Non, Sergey ne pouvait pas laisser passer ça. Pas une deuxième fois.
On veut bien payer pour toutes les invasions ou les privations de liberté de son pays une fois, mais faut pas déconner non plus! Alors de sombres machinations ont eu lieu en coulisse. Sergey Lazarev a rencontré sa rivale d'hier Jamala. Ils sont liés à jamais par cette soirée de mai 2016 et elle sait bien qu'elle ne serait rien sans lui, qu'elle lui doit une partie de sa victoire. Voilà ainsi les ennemis qui s'allient et, profitant de son statut de jurée dans le Destination Eurovision local, elle demande à MARUV son opinion sur la Crimée, sur la pertinence de faire des concerts en Russie. Le ver est dans la pomme, les grandes manœuvres de déstabilisation sont engagées. Dans la foulée, certes, Siren Song remporte le concours (et, donc, presque aussi le Concours Eurovision).
Dans la deuxième foulée, MARUV dénonce le contrat qu'on lui demande de signer et renonce à gagner l'Eurovision en refusant d'y participer. Et voilà, en deux jours, l'affaire est pliée, Sergey Lazarev peut remporter l'Eurovision tranquillou bilou.
Tout ça pour que, finalement, les bookmakers s'affolent sur la chanson des Pays-Bas, désignée Grande Favorite indétrônable, même devant ce pauvre Sergey...

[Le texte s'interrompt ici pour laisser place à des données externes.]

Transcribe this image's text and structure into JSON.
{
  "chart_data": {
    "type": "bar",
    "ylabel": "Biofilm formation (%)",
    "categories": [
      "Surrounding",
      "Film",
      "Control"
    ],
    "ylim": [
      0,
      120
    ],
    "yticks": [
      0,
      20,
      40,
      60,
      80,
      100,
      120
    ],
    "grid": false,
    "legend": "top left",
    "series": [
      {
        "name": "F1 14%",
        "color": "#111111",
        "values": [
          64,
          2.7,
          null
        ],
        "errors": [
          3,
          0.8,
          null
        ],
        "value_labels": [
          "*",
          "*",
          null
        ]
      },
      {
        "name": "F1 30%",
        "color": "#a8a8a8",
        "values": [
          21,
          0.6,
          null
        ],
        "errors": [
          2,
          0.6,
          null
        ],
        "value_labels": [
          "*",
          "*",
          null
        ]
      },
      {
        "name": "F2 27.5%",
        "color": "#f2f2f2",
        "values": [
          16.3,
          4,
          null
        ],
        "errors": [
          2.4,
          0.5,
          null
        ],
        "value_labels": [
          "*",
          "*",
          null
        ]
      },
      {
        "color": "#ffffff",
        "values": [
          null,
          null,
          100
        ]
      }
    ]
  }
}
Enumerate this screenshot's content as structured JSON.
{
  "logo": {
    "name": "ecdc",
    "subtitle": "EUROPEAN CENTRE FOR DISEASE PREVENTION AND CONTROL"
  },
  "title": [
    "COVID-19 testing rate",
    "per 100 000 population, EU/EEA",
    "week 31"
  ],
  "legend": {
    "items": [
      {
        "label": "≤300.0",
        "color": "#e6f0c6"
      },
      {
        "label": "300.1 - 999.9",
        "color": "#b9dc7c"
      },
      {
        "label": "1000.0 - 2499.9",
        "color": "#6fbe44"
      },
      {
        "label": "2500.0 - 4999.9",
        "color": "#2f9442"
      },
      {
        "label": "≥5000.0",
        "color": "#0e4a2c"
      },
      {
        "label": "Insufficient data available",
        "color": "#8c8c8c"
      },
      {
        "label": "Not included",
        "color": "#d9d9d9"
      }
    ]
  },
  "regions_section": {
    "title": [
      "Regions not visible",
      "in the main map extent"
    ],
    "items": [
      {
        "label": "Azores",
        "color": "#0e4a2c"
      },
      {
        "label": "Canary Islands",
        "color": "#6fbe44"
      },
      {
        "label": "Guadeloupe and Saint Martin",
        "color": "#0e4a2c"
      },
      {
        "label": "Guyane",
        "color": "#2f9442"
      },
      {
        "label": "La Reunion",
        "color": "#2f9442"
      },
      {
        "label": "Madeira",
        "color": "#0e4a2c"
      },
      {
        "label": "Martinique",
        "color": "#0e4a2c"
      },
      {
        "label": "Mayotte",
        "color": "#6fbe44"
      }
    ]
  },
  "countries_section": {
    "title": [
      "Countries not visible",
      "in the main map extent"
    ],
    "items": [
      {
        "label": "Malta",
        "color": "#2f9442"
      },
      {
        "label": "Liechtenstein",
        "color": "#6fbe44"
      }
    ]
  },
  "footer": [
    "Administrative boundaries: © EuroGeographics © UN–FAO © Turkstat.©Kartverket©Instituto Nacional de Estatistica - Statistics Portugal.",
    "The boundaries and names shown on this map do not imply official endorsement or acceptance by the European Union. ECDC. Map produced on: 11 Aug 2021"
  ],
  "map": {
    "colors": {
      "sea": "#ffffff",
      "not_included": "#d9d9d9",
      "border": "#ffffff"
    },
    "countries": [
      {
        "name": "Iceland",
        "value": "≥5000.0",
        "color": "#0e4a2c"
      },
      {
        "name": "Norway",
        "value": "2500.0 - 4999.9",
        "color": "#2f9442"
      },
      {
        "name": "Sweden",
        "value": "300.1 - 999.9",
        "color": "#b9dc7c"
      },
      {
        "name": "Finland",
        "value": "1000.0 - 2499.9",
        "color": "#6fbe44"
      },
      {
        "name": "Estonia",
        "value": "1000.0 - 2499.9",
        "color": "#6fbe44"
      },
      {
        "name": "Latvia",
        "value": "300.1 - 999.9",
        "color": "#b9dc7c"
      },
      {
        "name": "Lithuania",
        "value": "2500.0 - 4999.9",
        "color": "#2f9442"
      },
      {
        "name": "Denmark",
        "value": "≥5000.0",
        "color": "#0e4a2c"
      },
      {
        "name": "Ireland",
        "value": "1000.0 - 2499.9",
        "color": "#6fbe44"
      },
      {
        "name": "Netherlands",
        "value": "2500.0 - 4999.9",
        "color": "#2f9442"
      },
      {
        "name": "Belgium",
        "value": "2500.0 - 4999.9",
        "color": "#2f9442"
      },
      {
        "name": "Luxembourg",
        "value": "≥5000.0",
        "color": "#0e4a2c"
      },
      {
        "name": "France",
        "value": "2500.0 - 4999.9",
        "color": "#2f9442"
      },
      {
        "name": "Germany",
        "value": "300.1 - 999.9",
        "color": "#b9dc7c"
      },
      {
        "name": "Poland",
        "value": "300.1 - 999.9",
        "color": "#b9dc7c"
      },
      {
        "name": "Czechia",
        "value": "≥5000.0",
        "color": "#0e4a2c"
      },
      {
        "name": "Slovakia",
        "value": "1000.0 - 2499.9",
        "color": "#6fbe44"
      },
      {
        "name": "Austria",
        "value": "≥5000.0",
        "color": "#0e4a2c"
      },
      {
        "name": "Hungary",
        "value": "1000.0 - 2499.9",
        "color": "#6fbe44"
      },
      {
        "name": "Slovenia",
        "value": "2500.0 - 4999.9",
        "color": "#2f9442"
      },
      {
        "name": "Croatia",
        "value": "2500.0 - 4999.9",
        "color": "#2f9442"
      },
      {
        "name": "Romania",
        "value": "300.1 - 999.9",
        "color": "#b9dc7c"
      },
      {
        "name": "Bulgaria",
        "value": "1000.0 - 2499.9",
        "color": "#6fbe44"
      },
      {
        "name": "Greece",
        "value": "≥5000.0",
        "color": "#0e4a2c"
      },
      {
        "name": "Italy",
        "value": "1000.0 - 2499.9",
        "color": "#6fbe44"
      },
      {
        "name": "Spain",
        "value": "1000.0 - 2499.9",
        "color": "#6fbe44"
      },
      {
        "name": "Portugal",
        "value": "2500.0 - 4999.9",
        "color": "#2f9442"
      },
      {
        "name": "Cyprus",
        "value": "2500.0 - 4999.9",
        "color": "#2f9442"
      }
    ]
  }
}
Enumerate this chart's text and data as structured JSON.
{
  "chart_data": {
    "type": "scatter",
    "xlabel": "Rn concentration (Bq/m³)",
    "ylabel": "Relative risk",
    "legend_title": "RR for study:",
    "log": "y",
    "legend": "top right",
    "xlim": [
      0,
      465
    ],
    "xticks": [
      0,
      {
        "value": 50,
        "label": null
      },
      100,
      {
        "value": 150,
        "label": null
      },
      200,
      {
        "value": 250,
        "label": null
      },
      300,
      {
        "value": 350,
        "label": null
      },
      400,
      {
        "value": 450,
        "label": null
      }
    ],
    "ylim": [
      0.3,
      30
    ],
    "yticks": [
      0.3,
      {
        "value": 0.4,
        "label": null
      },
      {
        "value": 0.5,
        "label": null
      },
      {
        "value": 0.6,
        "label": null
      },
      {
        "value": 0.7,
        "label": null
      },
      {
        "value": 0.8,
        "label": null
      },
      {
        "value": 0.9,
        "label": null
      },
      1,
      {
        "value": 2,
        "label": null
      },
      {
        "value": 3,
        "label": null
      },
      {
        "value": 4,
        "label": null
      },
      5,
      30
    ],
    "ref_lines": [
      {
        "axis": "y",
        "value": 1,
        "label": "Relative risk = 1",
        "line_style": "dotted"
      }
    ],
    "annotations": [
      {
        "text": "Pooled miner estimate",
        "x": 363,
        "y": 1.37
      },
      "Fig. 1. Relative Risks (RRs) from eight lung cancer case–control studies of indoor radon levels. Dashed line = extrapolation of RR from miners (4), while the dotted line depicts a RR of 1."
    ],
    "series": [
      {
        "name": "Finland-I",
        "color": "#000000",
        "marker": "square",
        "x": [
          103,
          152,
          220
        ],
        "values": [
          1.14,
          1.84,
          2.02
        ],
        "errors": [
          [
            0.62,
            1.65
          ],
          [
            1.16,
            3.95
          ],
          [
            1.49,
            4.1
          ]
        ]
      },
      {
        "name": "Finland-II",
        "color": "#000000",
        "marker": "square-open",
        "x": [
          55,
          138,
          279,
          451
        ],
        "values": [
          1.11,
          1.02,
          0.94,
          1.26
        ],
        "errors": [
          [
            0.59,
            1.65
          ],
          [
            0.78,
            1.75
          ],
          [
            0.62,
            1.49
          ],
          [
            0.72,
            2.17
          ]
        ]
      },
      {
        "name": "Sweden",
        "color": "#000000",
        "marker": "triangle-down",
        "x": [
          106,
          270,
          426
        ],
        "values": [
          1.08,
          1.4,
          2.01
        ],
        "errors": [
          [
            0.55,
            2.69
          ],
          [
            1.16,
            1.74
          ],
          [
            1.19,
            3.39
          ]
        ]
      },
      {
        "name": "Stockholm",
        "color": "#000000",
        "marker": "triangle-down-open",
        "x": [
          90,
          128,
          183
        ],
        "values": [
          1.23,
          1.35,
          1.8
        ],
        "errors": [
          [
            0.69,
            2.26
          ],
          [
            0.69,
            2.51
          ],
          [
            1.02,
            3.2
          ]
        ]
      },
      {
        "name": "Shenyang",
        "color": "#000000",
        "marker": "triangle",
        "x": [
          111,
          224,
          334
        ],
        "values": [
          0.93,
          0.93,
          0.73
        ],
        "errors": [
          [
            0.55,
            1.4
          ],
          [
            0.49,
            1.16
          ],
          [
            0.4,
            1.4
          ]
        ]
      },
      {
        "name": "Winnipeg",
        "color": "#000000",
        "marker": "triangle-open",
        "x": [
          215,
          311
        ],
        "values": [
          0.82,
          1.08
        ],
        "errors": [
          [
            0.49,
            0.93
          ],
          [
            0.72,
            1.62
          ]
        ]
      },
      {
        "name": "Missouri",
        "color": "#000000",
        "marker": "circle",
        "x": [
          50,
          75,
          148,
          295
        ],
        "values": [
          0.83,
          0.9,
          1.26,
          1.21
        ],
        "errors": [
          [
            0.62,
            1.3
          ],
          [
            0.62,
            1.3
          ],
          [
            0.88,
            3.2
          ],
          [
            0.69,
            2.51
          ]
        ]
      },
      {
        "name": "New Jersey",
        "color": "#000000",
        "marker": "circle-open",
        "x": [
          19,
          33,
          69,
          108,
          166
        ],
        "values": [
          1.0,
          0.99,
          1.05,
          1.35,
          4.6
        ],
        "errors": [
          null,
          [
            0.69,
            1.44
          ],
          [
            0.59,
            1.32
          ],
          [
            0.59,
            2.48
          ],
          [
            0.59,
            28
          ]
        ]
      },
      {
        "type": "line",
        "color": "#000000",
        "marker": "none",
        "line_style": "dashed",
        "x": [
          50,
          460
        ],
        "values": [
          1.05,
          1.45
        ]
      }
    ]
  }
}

Sergey Lazarev - Scream (Russie)

Jonida Maliqi - Ktheju tokës (Albanie)

KEiiNO - Spirit In The Sky (Norvège)

Duncan Laurence - Arcade (Pays-Bas)

Tamara Todevska - Proud (Macédoine du Nord)

Chingiz - Truth (Azerbaïdjan)

La deuxième demi-finale se finira donc par une avalanche de favoris, la Russie, les Pays-Bas et l'Azerbaïdjan, qui a longtemps complété le podium des bookmakers.
  • Albanie, 2 points: la voix est jolie, la mélodie du refrain aussi, mais ça ne va pas beaucoup plus loin. Ça finit même par être un peu long, mais le clip a fini de me perdre, et mon intérêt avec, pendant la dernière minute.
  • Macédoine du Nord, 4 points: mon anglais de chansons approximatif me laisse penser, malgré tout, que le propos de cette chanson est proche de notre chanson. Dans une version ballade très classique, avec une dame qui chante avec du cœur et un violon en fond. La mise en scène va être déterminante pour savoir si ça penche du côté des beaux moments ou juste des moments qu'on oublie dès la chanson finie. Là, c'est propre mais ça m'emballe modérément.
  • Azerbaïdjan, 5 points: c'est efficace, ça fait un peu danser et dire shut up about it avec lui, mais sans m'emballer totalement. La dernière minute est de trop, à répéter la même chose que ce qui précède sans rien de plus.
  • Pays-Bas, 6 points: il faut bien un point de plus que l'Azerbaïdjan, parce que bon, lui, il est carrément tout nu, l'effort doit être récompensé. C'est joliment chanté, la mélodie du tout début marche immédiatement. Après, ça ne m'emporte pas autant que ce que j'attendais d'un Méga-Favori, mais déjà, je finis la chanson sans m'être ennuyé.
  • Norvège, 7 points: c'est rigolo, ce trio, on dirait qu'ils ont décidé de chanter chacun leur chanson côte à côte. Les deux premiers se retrouvent facilement dans les années 90 (je préfère la mélodie du monsieur et les refrains, mais sans détester la partie de madame seule), mais le trip tribal du troisième est un peu plus inattendu (dans la chanson, pas à l'Eurovision). Au final, ça part dans tous les sens et on met même des perruques avec des cheveux en oreilles de chat, mais j'aime bien.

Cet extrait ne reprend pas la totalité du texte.